52 17/11/30(木)03:52:23 No.468861256
鼻水出た… マカロンとか明るい鼻歌とか明るい舞台設定がつらすぎる そしていつもの事ながら崩壊した後の血を吐くような台詞でトドメさされる
53 17/11/30(木)03:54:44 No.468861344
これで抽選会でみぽりん見たら今度こそ完全に壊れるんじゃないすかね?
54 17/11/30(木)03:59:13 No.468861549
とりあえずtxtにまとめたのでよかったらどうぞ su2126749.txt 即興はいつもそうなんだけどタイトル考えるのが一番苦労するね!
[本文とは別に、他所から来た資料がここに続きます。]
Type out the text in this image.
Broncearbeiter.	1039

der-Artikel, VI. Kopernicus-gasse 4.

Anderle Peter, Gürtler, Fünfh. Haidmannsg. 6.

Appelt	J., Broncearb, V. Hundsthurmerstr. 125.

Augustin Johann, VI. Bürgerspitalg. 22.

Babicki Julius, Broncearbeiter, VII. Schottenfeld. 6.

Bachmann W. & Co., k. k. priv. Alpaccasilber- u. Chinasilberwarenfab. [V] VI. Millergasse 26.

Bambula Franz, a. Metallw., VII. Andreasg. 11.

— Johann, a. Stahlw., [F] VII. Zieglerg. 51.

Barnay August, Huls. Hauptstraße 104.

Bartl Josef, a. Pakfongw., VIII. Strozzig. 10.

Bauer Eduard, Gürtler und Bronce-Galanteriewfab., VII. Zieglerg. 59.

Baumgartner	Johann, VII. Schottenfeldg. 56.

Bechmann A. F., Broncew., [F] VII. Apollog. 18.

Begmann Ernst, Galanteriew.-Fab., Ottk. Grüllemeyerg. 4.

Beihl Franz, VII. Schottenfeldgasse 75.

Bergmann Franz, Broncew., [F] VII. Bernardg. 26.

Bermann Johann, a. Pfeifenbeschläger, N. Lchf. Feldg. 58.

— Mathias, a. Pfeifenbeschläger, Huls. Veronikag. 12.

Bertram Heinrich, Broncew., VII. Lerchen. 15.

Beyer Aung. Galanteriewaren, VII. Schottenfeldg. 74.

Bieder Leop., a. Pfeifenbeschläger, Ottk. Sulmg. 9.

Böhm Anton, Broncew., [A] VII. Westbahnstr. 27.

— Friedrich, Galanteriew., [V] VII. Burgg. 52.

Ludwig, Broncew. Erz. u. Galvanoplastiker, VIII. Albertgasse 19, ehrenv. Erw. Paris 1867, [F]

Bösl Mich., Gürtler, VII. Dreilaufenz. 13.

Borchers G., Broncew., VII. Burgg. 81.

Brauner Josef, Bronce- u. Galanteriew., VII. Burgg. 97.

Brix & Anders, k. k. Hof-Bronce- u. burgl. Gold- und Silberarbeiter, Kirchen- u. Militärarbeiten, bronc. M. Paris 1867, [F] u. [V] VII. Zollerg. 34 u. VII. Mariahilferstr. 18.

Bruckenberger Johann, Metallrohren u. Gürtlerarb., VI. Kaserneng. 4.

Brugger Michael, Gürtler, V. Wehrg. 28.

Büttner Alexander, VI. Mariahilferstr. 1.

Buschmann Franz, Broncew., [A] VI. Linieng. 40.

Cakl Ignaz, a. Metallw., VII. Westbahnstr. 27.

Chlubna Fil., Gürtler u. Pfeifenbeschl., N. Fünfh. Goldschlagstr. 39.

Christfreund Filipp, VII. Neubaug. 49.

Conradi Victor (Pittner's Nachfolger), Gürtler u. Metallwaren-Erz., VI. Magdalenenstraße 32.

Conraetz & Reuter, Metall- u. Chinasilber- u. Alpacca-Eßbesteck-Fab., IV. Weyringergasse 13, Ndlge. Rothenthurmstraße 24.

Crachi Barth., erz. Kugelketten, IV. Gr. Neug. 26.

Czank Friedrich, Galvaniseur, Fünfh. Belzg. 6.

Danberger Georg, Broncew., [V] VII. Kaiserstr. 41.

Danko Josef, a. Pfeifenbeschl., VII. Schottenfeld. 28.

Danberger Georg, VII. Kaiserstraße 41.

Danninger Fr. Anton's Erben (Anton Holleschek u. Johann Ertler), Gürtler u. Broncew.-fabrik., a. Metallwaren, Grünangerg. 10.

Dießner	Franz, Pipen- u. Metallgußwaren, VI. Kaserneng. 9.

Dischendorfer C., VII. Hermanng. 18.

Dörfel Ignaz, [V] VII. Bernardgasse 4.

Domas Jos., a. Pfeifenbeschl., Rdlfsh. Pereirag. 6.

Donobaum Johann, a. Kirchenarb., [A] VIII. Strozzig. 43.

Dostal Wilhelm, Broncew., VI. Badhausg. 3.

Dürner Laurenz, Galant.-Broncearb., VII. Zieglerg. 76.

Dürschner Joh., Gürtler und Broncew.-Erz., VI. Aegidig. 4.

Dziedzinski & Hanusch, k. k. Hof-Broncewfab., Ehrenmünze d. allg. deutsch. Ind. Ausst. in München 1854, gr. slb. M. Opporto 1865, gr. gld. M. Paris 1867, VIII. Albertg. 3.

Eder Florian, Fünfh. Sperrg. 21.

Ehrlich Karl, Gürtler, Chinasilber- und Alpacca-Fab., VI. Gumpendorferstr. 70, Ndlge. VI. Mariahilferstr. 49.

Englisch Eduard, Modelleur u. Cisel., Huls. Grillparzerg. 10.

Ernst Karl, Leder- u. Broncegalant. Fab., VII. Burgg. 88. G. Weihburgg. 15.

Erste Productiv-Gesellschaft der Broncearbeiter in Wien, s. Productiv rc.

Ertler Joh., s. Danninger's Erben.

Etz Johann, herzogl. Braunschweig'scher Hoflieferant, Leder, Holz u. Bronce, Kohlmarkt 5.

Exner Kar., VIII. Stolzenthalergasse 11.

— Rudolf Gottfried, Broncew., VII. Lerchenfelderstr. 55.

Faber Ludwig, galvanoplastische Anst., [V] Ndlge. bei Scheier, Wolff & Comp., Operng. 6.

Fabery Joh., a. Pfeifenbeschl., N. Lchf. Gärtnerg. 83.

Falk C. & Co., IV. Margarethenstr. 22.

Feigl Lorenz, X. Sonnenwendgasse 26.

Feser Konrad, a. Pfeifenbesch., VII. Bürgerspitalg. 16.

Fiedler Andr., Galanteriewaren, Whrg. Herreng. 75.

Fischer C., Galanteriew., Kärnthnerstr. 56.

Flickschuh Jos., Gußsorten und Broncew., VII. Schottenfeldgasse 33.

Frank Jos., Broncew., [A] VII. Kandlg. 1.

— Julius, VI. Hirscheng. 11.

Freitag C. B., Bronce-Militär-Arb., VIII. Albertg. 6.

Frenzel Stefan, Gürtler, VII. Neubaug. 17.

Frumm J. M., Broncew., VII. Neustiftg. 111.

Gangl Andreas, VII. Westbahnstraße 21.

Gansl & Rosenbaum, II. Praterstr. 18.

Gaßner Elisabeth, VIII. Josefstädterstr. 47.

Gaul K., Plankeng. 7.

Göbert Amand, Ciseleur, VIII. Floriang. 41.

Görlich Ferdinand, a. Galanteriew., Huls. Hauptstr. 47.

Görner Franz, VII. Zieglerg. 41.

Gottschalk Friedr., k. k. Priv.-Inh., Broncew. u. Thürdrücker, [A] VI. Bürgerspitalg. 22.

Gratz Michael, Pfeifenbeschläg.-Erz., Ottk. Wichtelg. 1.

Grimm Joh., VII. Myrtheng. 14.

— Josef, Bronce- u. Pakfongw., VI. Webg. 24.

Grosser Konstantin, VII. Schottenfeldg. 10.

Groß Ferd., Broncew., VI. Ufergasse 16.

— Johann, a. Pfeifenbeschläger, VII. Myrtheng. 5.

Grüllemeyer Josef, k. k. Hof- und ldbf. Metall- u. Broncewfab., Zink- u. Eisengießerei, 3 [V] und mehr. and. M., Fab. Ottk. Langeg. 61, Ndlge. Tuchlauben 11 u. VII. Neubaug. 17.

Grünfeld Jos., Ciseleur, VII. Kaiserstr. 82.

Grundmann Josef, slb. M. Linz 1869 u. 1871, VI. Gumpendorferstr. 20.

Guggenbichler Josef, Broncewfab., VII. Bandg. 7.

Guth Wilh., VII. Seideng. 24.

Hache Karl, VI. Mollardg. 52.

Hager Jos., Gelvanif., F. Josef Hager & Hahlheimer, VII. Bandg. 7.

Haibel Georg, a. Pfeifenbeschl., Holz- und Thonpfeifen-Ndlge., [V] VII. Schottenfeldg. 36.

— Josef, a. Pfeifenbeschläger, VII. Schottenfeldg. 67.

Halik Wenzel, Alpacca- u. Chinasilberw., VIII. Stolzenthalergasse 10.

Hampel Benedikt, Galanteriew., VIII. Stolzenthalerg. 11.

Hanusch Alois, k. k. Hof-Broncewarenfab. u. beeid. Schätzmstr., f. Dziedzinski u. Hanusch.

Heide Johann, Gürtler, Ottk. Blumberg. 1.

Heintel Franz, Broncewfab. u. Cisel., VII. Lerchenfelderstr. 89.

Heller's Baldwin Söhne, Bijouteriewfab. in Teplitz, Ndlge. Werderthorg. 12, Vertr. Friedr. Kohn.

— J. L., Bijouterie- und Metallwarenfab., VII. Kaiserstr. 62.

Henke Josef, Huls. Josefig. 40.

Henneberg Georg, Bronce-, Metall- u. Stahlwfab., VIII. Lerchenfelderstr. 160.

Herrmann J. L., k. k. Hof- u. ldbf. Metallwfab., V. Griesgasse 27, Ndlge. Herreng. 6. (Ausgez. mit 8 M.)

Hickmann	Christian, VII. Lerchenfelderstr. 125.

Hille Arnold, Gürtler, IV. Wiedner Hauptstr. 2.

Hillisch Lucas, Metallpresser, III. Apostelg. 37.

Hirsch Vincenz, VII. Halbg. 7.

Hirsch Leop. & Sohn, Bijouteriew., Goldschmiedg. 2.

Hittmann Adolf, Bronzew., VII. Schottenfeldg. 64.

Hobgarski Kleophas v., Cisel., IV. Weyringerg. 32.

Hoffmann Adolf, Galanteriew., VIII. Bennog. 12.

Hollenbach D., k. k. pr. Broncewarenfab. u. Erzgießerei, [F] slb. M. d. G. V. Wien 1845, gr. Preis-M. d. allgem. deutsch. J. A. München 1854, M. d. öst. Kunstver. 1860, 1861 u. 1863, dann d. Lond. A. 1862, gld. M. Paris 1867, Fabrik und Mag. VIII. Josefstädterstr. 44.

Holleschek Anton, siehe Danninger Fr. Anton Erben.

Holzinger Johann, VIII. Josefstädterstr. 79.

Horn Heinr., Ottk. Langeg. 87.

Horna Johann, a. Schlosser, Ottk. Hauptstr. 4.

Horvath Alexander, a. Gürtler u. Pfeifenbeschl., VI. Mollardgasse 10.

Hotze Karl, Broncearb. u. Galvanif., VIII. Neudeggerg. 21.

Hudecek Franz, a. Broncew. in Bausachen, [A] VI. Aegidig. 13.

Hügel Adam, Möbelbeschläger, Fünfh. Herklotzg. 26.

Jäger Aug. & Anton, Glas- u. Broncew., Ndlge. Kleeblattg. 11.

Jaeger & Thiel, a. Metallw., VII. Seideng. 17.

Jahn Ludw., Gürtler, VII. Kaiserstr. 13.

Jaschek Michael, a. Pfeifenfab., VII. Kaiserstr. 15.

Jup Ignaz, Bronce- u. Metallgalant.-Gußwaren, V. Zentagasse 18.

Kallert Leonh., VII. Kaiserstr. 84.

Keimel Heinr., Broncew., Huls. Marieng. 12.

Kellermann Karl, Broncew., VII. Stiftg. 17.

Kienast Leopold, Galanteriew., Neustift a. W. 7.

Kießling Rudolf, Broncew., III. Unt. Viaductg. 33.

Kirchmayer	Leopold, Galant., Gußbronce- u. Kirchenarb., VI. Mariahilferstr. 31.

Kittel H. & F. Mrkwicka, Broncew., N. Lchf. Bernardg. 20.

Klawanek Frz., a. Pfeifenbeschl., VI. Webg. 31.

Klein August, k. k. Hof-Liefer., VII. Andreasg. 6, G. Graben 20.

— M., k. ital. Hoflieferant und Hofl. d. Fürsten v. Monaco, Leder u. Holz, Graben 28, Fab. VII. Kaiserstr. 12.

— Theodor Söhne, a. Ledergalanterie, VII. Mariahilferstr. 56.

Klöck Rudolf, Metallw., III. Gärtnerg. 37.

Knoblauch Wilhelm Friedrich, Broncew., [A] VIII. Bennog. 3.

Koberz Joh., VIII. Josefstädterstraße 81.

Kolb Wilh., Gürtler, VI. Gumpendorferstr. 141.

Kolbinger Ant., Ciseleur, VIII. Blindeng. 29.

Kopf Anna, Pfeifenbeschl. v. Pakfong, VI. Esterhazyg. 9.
55 17/11/30(木)04:03:35 No.468861712
>su2126749.txt ありがたい
56 17/11/30(木)04:10:51 No.468861985
ねえダーク「」、この話何がツライってエリカがカレーを調べてる時からお姉ちゃんがやって来た当日までの間、やつはもういないはずのみぽりんを"いるはず"だと思い込み続けているとこだよね
57 17/11/30(木)04:12:36 [す] No.468862029
>ねえダーク「」、この話何がツライってエリカがカレーを調べてる時からお姉ちゃんがやって来た当日までの間、やつはもういないはずのみぽりんを"いるはず"だと思い込み続けているとこだよね 左様 エリカには周囲にはいくらおかしく見えても仮初の幸せな日々を送ってもらう!